Nel suo documentario Duda intervistò il medico Francis Henderson, impegnato nella raccolta di sangue in un penitenziario dell’Arkansas, che nel 1982 si recò in Italia per sensibilizzare alcuni imprenditori del settore degli emoderivati sulla necessità di richiamare i prodotti con sangue di cittadini americani. Andrea Di Pietro, difensore di Kelly Duda, è fiducioso rispetto all’esito della vicenda giudiziaria del suo assistito. «I tempi – commenta – sono maturi per una decisione e a dicembre il processo potrebbe finalmente concludersi. Ci troviamo di fronte ad un caso in cui le questioni che stiamo affrontando sono tutte in diritto. Le questioni giuridiche sono quelle che riguardano il diritto di critica, alla base del migliore giornalismo. Purtroppo, si è messo di mezzo pure il Covid che ha ritardato tutto, ma sono convinto che alla fine dell’anno il processo potrà finire favorevolmente per Duda».

Le inchieste del giornalista americano hanno permesso di accendere negli anni scorsi i riflettori su uno scandalo tenuto nascosto per molto tempo da alcune aziende farmaceutiche. Le difficoltà incontrate per realizzare il documentario dello scandalo del sangue infetto non sono state poche. Duda è originario di Little Rock, nell’Arkansas, e ha fatto i conti, da un lato, con l’ostilità delle aziende farmaceutiche tirate in ballo e, dall’altro, con una indifferenza costruita a tavolino per ostacolare la diffusione delle notizie. Una campagna stampa, seppur sussurrata, contro il suo lavoro. Ma non solo. Anche controlli sulla sua persona, pedinamenti, atti intimidatori, fino ad arrivare alla distruzione della sua abitazione.
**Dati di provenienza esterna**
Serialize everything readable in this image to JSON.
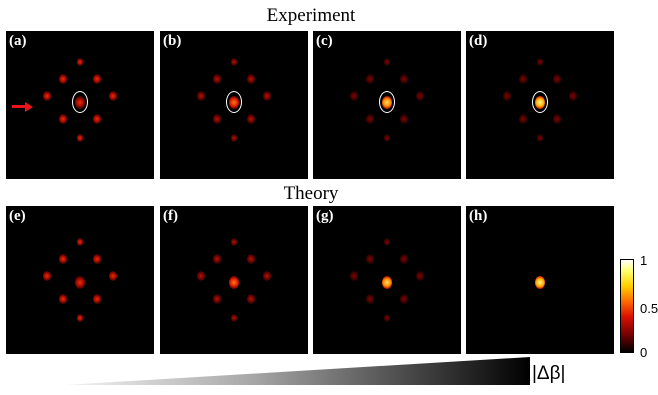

Negli Stati Uniti non ci sono state condanne penali per i responsabili della diffusione di farmaci prodotti con sangue infetto. Si sono avuti, invece, molti procedimenti in ambito civile conclusisi con successo per i contagiati e con una serie di risarcimenti danni. Dover affrontare in Italia un processo per oltraggio rappresenta per Kelly Duda una situazione paradossale, difficile da spiegare ai suoi connazionali e ai media d’oltreoceano. «Sono venuto in Italia – dice al Dubbio – come cittadino del mondo per aiutare le vittime del sangue contaminato e dare un contributo per cercare giustizia. Ora sono io il bersaglio. È una situazione a dir poco kafkiana. La libertà non può esistere senza la libertà di stampa e di parola. Per decenni persone avide e senza scrupoli hanno venduto sangue infetto ai pazienti e se la sono cavata. In passato il sangue era considerato più prezioso dell’oro. Per Big Pharma il profitto ha prevalso sulla sicurezza e la salute dei cittadini e la storia di questo scandalo mondiale non è stata ancora raccontata per intero».